Every civilisation attaches prestige to capacities that are difficult to access. Literacy once signalled elite status. Photography once required specialised equipment and skill. Publishing required editors, printers, distributors, and institutional permission. Serious knowledge lived behind universities, journals, libraries, and professional guilds.
Then each barrier weakened.
The printing press democratised text. Cameras democratised images. The internet democratised publishing. Smartphones democratised broadcasting.
Now AI is democratising competent cognition.
This is why the reaction is so sharp. AI is not merely producing bad poems and strange hands. It is destabilising prestige hierarchies. If ordinary people can suddenly produce decent illustrations, essays, music, code, business plans, legal drafts, therapy scripts, lesson plans, and strategic summaries, then whole status systems begin to reorganise.
The technostine imagines they are defending culture.
Often, they are defending scarcity.
Effort Is Not the Same as Value
One of the technostine’s favourite moves is to confuse effort with virtue.
Real art must be hard. Real writing must be slow. Real knowledge must be earned through suffering. Real expertise must pass through the old institutions.
But civilisation has never preserved difficulty simply because difficulty was difficult.
We replaced scribes with printing presses. We replaced horses with engines. We replaced mental arithmetic with calculators. We replaced memory with search. In each case, something was lost. In each case, something else expanded.
Civilisation consistently trades purity for scale.
This does not mean every trade is wise. It means the trade happens anyway when the incentive is strong enough.
Emergent Ignorance
This is the central mistake made by both doomers and technostines. They imagine emergence as a conscious decision.
It rarely is.
Societies do not adopt technologies because they are morally pure. They adopt them because they are useful, profitable, addictive, strategically necessary, or status enhancing. Once embedded, civilisation reorganises around the new capability.
I call this emergent ignorance: the inability of intelligent agents inside a complex adaptive system to perceive the next layer of organisation until it has already formed around them.
We did not understand social media while building it. We still barely understand it now.

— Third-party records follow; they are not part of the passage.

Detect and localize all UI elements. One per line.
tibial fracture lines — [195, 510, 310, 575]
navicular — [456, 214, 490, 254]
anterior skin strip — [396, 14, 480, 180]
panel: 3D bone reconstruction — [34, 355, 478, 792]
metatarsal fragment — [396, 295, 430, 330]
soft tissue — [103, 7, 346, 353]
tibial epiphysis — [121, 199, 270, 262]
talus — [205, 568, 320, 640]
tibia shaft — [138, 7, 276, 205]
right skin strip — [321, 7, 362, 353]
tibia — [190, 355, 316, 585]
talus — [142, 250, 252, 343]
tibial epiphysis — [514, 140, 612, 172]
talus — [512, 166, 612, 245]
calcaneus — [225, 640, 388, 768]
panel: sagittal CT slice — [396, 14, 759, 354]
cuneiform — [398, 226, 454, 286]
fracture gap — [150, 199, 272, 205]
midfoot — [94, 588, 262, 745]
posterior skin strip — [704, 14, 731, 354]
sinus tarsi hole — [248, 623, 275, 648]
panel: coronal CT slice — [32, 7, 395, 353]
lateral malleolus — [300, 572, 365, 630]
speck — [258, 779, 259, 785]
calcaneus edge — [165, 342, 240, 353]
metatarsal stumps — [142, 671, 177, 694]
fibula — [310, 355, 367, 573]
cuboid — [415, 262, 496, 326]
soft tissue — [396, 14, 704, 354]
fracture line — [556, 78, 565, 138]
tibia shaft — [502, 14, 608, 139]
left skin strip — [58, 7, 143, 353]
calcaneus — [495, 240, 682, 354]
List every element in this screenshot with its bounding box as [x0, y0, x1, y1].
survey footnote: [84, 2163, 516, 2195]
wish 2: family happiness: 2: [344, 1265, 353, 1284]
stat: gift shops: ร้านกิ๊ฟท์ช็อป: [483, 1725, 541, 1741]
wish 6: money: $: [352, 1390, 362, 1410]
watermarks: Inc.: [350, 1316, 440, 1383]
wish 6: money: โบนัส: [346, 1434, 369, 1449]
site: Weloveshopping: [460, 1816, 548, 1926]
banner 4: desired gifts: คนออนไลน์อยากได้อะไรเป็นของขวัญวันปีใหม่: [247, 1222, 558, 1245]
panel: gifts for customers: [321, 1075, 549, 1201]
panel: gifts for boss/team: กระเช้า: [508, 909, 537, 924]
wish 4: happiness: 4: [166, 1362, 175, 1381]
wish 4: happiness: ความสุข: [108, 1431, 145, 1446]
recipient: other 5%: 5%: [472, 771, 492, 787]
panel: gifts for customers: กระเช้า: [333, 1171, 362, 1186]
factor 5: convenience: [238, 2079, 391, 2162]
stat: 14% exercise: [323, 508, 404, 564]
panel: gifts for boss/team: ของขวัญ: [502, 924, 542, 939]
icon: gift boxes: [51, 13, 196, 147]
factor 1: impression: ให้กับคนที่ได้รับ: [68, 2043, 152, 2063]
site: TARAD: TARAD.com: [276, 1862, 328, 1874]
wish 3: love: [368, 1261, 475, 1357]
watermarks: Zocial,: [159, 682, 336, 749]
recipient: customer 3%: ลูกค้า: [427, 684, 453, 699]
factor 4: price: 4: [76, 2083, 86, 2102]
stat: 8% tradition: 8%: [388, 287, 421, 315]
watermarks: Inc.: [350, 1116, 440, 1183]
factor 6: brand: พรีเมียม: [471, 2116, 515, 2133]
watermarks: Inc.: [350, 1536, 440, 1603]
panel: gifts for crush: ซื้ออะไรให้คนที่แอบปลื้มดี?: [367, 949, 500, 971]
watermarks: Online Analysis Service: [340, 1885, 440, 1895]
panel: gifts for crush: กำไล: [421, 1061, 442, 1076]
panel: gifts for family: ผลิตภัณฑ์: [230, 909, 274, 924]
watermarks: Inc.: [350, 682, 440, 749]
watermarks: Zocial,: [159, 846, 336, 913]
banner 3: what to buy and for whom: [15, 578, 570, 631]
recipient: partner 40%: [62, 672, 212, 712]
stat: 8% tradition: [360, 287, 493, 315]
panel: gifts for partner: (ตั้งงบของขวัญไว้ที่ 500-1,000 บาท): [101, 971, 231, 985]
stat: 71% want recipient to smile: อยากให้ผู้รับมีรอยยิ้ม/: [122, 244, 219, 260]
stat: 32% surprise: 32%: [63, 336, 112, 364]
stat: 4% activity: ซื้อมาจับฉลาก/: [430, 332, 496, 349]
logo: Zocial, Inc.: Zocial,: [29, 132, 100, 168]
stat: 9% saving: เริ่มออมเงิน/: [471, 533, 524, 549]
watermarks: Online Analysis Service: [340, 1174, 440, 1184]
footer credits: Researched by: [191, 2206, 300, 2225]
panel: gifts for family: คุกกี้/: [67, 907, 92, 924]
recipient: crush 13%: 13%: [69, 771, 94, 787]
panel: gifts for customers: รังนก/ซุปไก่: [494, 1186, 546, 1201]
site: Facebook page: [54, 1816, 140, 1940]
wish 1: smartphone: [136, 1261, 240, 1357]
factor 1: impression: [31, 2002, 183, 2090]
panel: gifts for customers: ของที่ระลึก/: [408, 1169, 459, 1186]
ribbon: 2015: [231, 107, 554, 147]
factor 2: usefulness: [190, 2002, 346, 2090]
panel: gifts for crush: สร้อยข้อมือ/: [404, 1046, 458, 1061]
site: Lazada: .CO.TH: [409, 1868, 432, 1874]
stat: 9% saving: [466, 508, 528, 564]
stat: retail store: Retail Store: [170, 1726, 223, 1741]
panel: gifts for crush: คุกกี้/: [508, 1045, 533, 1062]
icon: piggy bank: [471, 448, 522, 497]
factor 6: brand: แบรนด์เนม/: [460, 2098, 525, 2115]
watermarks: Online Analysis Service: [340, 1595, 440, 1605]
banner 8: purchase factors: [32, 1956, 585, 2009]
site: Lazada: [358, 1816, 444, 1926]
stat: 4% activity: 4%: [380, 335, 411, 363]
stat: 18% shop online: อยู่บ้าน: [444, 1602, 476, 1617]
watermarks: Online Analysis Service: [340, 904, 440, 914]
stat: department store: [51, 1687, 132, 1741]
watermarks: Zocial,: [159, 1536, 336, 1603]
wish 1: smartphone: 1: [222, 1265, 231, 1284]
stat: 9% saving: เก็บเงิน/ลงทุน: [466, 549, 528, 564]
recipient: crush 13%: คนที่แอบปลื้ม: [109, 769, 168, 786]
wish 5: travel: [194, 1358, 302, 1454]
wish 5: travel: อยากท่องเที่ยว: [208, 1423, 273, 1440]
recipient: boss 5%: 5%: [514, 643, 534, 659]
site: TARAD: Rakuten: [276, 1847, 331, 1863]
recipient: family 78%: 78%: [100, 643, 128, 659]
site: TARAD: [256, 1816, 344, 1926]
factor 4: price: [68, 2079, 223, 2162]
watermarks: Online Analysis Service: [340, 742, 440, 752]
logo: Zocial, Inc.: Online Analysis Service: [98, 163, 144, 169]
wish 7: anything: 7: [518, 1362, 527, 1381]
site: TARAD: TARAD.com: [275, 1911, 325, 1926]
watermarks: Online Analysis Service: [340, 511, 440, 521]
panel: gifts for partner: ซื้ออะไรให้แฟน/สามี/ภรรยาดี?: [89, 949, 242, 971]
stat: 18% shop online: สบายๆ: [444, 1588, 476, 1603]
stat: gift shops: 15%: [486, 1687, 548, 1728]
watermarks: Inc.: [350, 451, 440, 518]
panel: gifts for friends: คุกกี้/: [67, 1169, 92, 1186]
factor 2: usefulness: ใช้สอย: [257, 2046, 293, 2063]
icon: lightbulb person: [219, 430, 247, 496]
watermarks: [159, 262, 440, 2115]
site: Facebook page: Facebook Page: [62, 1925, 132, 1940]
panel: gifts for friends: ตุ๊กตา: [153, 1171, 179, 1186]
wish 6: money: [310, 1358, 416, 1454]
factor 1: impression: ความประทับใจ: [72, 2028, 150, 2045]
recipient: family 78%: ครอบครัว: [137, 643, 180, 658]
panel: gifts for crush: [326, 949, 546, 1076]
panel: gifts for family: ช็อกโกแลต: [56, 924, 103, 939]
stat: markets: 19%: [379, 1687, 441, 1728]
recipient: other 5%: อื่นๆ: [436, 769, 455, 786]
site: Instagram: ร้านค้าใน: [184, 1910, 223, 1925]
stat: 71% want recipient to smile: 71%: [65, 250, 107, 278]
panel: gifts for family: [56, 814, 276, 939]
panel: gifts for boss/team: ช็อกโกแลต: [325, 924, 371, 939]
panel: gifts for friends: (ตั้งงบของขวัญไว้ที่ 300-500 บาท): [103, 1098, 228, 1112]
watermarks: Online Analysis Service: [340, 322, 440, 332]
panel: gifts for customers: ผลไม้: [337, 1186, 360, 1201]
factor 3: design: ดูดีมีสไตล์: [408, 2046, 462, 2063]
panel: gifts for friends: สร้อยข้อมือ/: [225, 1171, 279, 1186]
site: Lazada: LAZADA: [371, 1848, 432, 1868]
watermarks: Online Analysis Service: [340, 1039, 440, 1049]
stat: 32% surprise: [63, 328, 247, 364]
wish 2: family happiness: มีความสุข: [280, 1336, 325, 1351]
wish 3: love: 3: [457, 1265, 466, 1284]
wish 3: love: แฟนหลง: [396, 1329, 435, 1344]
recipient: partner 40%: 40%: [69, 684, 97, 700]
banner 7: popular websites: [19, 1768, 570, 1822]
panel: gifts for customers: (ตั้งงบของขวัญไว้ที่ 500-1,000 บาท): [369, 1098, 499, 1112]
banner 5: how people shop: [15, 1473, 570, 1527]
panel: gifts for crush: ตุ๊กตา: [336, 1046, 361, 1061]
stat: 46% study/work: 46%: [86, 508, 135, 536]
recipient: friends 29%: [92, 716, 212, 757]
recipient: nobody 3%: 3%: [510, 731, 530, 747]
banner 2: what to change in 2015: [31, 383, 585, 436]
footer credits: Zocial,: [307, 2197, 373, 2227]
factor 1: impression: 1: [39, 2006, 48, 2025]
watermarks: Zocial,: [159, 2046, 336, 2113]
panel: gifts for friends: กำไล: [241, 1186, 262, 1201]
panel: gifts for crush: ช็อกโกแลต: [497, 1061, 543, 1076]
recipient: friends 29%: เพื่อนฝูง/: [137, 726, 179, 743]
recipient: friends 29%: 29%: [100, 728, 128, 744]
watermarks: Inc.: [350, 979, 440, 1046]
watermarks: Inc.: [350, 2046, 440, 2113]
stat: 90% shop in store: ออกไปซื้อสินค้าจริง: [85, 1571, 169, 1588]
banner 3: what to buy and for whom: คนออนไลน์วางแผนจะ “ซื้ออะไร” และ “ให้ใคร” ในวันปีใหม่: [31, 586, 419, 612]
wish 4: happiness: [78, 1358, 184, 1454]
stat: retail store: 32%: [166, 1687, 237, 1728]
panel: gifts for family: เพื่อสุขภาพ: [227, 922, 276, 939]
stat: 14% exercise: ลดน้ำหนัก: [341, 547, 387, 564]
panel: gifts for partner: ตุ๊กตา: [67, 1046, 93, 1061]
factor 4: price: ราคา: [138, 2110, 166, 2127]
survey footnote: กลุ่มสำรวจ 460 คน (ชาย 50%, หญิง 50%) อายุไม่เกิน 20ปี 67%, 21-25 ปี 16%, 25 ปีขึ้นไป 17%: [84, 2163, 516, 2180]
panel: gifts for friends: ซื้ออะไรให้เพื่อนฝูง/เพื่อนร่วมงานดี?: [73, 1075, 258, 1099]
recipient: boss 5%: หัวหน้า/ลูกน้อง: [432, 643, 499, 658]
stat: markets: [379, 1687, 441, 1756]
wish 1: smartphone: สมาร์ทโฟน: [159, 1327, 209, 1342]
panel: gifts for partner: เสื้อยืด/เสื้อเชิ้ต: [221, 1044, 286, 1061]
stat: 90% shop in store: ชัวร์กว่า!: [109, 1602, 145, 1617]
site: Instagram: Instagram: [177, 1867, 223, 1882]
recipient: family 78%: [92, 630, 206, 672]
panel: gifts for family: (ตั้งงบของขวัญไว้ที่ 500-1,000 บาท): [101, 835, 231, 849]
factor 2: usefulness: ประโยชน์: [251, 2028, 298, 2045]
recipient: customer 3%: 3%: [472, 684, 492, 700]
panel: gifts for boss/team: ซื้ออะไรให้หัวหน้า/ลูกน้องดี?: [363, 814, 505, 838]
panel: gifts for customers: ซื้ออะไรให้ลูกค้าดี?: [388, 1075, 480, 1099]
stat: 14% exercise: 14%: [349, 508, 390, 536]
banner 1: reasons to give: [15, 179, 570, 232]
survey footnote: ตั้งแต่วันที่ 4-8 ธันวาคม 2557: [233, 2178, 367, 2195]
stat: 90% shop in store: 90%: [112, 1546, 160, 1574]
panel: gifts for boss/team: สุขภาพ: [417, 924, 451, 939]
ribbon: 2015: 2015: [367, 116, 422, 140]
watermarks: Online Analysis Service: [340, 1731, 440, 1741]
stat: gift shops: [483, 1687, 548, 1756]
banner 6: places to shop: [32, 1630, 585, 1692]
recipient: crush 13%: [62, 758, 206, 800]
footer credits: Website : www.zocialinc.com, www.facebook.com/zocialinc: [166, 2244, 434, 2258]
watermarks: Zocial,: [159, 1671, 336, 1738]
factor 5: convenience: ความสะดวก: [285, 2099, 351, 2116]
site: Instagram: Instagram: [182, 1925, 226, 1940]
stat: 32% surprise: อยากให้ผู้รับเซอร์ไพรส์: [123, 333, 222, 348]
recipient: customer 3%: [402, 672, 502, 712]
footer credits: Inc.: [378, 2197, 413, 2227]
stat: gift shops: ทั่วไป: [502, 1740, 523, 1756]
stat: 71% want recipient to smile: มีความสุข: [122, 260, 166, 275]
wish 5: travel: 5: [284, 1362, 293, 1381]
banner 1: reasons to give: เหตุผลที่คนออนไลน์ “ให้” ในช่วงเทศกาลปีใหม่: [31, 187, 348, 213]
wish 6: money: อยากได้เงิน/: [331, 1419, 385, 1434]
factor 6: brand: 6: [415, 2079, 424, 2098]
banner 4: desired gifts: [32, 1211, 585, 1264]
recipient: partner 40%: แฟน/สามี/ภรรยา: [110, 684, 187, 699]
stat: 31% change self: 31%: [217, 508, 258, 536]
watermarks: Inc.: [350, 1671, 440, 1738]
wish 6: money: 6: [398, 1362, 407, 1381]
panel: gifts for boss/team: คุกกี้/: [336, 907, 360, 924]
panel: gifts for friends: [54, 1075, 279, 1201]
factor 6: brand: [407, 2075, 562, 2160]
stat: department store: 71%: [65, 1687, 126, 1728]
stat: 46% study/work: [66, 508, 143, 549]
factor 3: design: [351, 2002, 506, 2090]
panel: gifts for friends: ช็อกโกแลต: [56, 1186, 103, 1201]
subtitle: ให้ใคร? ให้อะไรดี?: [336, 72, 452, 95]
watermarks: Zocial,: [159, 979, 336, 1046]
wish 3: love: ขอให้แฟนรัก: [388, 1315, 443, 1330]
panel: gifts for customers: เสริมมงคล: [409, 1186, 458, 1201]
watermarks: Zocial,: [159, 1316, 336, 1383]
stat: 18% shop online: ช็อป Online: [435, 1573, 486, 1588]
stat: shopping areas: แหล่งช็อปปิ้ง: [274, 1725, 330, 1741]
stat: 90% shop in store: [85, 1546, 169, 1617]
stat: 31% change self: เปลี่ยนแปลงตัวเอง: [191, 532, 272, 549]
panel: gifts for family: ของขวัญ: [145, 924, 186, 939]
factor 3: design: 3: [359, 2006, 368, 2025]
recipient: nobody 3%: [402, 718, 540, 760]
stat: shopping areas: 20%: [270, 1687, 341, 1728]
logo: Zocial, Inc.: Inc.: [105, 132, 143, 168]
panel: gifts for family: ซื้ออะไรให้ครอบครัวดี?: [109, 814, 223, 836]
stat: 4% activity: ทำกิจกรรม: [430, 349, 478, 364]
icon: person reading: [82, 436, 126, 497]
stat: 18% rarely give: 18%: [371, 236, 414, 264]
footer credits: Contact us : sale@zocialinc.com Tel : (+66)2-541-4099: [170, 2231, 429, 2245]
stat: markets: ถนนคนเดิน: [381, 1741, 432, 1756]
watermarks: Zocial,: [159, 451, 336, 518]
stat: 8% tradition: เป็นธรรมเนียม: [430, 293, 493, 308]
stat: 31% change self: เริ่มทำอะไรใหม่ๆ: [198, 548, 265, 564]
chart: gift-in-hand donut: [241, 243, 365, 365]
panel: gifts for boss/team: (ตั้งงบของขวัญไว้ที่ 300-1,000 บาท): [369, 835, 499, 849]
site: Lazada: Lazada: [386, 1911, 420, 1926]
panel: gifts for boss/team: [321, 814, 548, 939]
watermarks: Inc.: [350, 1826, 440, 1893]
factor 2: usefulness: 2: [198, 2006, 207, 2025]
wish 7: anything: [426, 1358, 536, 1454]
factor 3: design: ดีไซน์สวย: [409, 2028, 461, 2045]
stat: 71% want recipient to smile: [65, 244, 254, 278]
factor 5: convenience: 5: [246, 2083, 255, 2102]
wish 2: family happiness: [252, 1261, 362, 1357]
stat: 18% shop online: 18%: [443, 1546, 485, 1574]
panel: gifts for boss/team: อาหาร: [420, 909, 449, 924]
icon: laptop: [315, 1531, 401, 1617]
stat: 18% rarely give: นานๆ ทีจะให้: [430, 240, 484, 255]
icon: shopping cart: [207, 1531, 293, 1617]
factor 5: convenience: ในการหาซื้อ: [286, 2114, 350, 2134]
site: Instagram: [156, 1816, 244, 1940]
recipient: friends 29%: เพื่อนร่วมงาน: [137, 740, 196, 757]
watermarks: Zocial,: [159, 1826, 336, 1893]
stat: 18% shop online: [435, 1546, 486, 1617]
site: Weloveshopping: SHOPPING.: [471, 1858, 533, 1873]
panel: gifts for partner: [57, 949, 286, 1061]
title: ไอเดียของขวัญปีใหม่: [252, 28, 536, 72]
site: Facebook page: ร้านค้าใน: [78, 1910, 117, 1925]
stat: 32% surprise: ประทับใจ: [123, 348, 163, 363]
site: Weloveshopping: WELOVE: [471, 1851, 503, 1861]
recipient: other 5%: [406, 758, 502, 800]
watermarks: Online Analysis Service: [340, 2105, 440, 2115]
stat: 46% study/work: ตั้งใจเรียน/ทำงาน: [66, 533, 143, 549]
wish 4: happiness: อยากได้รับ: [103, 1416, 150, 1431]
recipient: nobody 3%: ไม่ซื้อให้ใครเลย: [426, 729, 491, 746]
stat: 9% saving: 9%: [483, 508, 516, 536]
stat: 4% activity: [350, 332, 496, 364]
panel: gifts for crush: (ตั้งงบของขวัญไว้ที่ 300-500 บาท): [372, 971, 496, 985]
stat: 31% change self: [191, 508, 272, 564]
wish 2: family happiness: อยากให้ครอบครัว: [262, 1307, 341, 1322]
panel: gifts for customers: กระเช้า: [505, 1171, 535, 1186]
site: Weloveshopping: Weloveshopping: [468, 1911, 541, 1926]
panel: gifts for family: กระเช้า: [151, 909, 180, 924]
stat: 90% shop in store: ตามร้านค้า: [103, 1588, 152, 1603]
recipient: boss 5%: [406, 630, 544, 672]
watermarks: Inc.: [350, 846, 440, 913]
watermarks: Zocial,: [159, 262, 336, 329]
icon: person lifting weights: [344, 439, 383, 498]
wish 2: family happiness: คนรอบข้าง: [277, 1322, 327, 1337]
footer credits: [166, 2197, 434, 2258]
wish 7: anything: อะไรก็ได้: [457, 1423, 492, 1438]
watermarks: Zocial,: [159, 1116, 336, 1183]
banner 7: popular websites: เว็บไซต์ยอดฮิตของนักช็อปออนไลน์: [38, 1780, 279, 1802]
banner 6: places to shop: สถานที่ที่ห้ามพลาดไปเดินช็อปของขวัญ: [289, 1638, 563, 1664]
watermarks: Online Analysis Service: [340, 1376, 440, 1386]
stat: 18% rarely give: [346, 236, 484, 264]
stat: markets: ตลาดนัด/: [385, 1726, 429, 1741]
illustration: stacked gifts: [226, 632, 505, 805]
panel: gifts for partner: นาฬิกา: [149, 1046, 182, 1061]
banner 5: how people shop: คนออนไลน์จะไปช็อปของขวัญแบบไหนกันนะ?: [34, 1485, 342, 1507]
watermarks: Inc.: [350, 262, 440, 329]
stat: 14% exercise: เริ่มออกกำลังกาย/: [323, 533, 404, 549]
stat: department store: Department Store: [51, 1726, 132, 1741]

AI will likely follow the same trajectory. Not as one dramatic moment where machines “wake up,” but as a slow diffusion into cognition itself. Education, medicine, friendship, creativity, bureaucracy, loneliness, romance, governance, entertainment, memory, and identity will increasingly become machine-mediated.
AI may become less like a tool and more like infrastructural cognition, a distributed layer of outsourced thought wrapped around civilisation.
The Future Does Not Ask Permission
This may become dangerous. It may become magnificent. It may become banal. More likely, it will become all three at once.
The real future rarely looks like science fiction. Civilisations do not usually explode on schedule. They reorganise quietly, then wake up inside behavioural systems they no longer fully understand.
The doomers think intelligence ends civilisation.
The technostines think civilisation can refuse intelligence.
Both misunderstand emergence.
The future does not ask permission from the people who cannot imagine it.